Chapitre I


Grande et petites histoires de
l'acier liégeois

C'est un enfant de 11 ans qui débarque en Belgique, de son Angleterre natale, en 1801. Son fabuleux destin lui est encore inconnu. En 1799, William, le père de John, un mécanicien, s'était installé à Verviers, capitale de l'industrie lainière, pour produire des machines à carder et à filer la laine. En 1807, la famille Cockerill emménage à Liège pour poursuivre ses activités, qui commencent à s'exporter à l'étranger.

A 18 ans, John dirige seul l'atelier de production de son père. William Cockerill cède ses activités à ses fils John et Charles James en 1813. Très vite, les deux frères ont une brillante idée.

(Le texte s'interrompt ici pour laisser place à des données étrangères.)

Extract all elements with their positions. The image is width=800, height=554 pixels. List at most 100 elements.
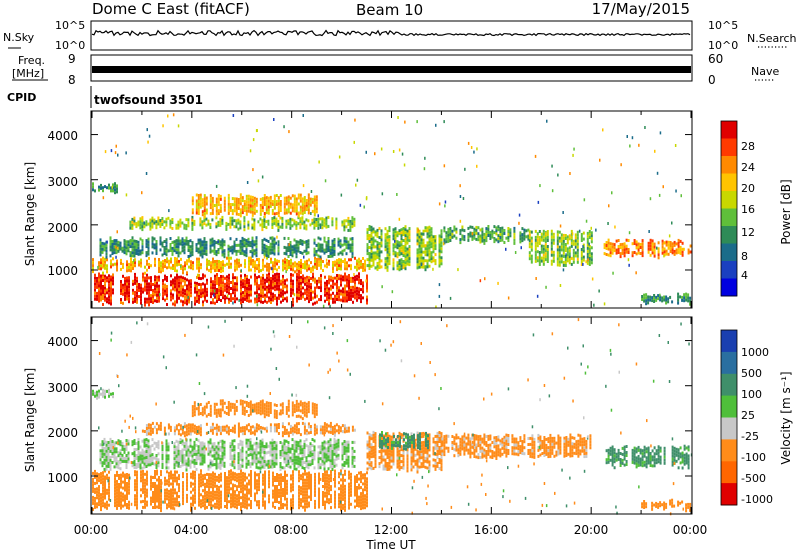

L'Angleterre a le monopole de la construction des machines à vapeur. Les Cockerill obtiennent le droit d'en produire aussi. Voilà qui fera d'eux des acteurs majeurs et mondiaux de la Révolution industrielle. Les premiers ateliers devenant trop petits, John et Charles James achètent à Guillaume Ier des Pays-Bas l'ancienne résidence d'été des princes-évêques de Liège : le château de Seraing. Nous sommes le 29 janvier 1817.

John Cockerill y installe des ateliers de construction pour machines à vapeur, une filature puis sa première usine sidérurgique intégrée qui lui fournira l'acier dont il a besoin pour fabriquer ses machines. Un haut-fourneau à coke, le premier du genre en Belgique, est mis à feu en 1826. Cockerill y ajoute des fonderies, forges, laminoirs et ateliers de construction mécanique. En 1834, il se lance avec succès dans la production de locomotives et de rails. Il innove sur le plan technologique et a une conception moderne de l'entreprise. Dans un livre de 1847 ("Description de l'établissement John Cockerill à Seraing"),
on peut lire :

"L'établissement de Seraing, où le travail est libre et intelligent, est un modèle accompli, sous le rapport de l'organisation, de l'ordre et de la régularité qui y règnent jusque dans les moindres détails. Les ateliers sont vastes, bien aérés et sains ; hommes et machines s'y meuvent à l'aise, et l'ouvrier n'y est pas réduit à vivre dans cette atmosphère corrompue, pernicieuse qui, dans un grand nombre d'établissements industriels, exerce sur sa santé une déplorable influence".

Excellent entrepreneur mais piètre comptable, John Cockerill fait faillite après le crise financière de 1838. Il part à l'Est chercher des financements et n'en reviendra jamais : il meurt à Varsovie dans des circonstances peu claires le 19 juin 1840 à l'âge de 49 ans, emporté par la fièvre typhoïde, dit-on. Son corps est embaumé et inhumé sur place. En 1867, sa dépouille est rapatriée à Seraing et placée dans un caveau du cimetière.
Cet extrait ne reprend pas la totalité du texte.